With increased consciousness of society's impact on natural ecosystems, it is inexorable that such themes would become integrated into poetry. The foundations of poems about nature are found in the work of Henry David Thoreau and Walt Whitman. The modern ecopoetics movement was pioneered by Jack Collom, who taught a dedicated course on ecopoetics at Naropa University in Boulder, Colorado for 17 years. Contemporary poetry on environmental sustainability is found among the works of J.S. Shipman, for example, in, "Calling on You."

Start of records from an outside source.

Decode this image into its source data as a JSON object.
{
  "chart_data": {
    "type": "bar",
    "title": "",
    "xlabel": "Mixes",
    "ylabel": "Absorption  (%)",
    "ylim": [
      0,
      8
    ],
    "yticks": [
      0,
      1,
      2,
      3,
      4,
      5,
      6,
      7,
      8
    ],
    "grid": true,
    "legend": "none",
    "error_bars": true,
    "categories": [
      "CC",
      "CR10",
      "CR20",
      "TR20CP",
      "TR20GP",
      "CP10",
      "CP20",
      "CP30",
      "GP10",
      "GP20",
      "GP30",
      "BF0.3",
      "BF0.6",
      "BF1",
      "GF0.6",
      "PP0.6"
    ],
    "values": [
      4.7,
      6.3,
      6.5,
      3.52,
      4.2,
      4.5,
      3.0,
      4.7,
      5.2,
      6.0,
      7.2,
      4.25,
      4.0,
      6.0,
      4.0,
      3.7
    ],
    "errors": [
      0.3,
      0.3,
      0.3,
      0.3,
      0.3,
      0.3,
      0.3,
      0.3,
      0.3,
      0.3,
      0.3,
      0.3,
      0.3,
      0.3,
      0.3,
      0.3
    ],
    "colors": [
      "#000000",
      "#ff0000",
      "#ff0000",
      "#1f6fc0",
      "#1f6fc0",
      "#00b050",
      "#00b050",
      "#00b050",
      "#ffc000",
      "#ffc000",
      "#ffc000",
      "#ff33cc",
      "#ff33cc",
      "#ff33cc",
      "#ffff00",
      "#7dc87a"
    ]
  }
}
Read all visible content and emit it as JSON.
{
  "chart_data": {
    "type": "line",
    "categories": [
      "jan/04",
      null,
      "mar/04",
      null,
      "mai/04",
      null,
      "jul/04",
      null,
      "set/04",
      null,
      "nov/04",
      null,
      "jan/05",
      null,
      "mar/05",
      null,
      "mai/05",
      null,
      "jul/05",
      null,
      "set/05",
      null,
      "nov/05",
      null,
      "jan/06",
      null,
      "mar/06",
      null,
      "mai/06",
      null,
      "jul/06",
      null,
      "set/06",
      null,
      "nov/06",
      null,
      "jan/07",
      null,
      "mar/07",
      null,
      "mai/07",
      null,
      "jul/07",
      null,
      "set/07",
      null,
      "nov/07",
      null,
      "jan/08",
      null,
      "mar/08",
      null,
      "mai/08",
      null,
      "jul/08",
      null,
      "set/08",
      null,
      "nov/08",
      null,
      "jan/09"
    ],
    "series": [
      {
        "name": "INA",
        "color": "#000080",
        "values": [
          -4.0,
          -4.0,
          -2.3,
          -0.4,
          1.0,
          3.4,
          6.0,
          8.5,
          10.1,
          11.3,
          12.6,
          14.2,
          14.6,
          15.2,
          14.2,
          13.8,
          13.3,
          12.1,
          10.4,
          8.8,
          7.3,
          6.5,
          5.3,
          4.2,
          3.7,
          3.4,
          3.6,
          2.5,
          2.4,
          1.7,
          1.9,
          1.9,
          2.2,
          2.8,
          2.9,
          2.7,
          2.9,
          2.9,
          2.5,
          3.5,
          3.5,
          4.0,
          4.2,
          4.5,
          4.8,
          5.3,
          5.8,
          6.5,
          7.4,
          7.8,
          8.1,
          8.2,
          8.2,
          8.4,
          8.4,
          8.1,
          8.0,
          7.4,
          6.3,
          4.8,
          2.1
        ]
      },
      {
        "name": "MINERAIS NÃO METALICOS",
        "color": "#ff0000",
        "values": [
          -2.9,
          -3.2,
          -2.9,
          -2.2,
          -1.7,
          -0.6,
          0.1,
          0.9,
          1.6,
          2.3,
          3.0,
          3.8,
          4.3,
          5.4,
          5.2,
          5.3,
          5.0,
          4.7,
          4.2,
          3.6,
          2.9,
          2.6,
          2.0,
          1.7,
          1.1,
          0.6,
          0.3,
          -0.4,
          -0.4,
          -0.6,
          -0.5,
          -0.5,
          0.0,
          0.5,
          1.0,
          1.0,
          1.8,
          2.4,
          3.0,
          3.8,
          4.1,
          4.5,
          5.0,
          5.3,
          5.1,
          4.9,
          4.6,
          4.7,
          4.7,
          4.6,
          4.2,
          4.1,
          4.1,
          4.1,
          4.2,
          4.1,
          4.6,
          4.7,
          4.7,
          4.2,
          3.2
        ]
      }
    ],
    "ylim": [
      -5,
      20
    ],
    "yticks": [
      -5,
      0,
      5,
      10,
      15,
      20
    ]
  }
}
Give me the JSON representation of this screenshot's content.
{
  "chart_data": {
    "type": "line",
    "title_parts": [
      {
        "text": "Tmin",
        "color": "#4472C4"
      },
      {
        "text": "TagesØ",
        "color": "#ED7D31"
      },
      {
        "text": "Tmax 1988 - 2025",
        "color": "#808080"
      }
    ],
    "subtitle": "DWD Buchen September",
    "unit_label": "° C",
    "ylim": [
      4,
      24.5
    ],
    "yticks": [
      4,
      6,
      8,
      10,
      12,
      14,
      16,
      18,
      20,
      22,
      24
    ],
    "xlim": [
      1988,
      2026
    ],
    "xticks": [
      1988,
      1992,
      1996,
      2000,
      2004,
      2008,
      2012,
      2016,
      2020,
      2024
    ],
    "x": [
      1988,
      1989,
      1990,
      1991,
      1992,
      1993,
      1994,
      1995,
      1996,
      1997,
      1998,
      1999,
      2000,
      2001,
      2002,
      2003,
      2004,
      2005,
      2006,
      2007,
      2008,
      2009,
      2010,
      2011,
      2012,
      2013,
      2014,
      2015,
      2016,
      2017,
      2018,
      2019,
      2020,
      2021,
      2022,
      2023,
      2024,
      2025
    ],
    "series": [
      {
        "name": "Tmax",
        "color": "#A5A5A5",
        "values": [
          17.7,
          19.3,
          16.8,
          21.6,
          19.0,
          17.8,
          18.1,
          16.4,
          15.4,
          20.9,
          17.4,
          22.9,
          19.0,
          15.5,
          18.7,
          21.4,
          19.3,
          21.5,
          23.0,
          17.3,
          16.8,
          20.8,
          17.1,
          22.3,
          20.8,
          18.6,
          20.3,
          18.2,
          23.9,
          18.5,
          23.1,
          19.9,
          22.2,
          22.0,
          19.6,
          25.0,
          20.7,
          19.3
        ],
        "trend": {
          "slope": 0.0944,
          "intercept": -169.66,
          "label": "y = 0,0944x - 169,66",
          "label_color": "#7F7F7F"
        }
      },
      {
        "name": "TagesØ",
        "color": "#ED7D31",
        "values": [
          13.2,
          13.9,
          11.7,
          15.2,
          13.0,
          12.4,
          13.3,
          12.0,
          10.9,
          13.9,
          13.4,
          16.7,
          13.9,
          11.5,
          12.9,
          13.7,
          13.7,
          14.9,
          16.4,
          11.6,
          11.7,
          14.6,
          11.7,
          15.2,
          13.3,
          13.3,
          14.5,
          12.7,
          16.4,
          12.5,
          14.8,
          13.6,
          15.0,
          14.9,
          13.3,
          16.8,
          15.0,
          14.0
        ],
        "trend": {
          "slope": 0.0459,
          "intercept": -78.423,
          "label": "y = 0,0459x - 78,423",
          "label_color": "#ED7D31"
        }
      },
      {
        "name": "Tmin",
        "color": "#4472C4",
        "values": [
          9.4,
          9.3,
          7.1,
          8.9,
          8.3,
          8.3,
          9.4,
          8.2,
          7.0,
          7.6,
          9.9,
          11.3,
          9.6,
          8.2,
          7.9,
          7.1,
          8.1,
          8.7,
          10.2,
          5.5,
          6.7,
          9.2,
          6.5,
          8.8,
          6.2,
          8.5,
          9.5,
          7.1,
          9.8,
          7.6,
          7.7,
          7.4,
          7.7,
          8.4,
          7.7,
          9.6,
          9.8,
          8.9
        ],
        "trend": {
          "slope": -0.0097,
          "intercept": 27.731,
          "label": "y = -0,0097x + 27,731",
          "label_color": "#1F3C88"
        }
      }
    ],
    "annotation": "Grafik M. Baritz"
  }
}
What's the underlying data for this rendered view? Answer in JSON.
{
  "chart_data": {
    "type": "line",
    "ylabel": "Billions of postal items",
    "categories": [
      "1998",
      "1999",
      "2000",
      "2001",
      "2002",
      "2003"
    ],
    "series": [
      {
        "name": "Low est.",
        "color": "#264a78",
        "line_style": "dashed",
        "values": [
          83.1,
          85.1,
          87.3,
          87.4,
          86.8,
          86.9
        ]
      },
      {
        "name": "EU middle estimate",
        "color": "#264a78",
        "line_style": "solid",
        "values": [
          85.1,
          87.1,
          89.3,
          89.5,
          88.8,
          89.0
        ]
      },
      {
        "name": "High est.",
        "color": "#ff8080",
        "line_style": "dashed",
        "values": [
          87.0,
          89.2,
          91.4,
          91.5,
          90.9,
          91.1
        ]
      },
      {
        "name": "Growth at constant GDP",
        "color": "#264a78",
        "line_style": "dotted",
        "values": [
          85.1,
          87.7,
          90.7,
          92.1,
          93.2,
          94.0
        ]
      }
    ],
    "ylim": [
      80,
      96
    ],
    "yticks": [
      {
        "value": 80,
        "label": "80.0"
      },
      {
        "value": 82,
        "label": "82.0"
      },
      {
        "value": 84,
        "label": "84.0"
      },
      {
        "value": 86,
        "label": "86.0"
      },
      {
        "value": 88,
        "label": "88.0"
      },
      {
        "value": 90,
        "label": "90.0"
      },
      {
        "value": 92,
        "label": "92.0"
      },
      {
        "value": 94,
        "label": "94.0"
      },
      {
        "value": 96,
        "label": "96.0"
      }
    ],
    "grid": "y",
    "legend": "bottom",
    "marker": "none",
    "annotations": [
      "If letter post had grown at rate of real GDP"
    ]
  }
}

On October 13, 2016, the Nobel committee announced that it would be awarding Bob Dylan the literature prize "for having created new poetic expressions within the great American song tradition". The New York Times reported: "Mr. Dylan, 75, is the first musician to win the award, and his selection on Thursday is perhaps the most radical choice in a history stretching back to 1901." Horace Engdahl, a member of the Nobel Committee, described Dylan's place in literary history:
a singer worthy of a place beside the Greek bards, beside Ovid, beside the Romantic visionaries, beside the kings and queens of the blues, beside the forgotten masters of brilliant standards.

The growth in the popularity of graduate creative writing programs has given poets the opportunity to make a living as teachers. This increased professionalization of poetry, combined with the reluctance of most major book and magazine presses to publish poetry, has meant that, for the foreseeable future at least, poetry may have found its new home in the academy and in small independent journals.
A prominent example was Nobel Laureate Louise Glück who taught at Yale University.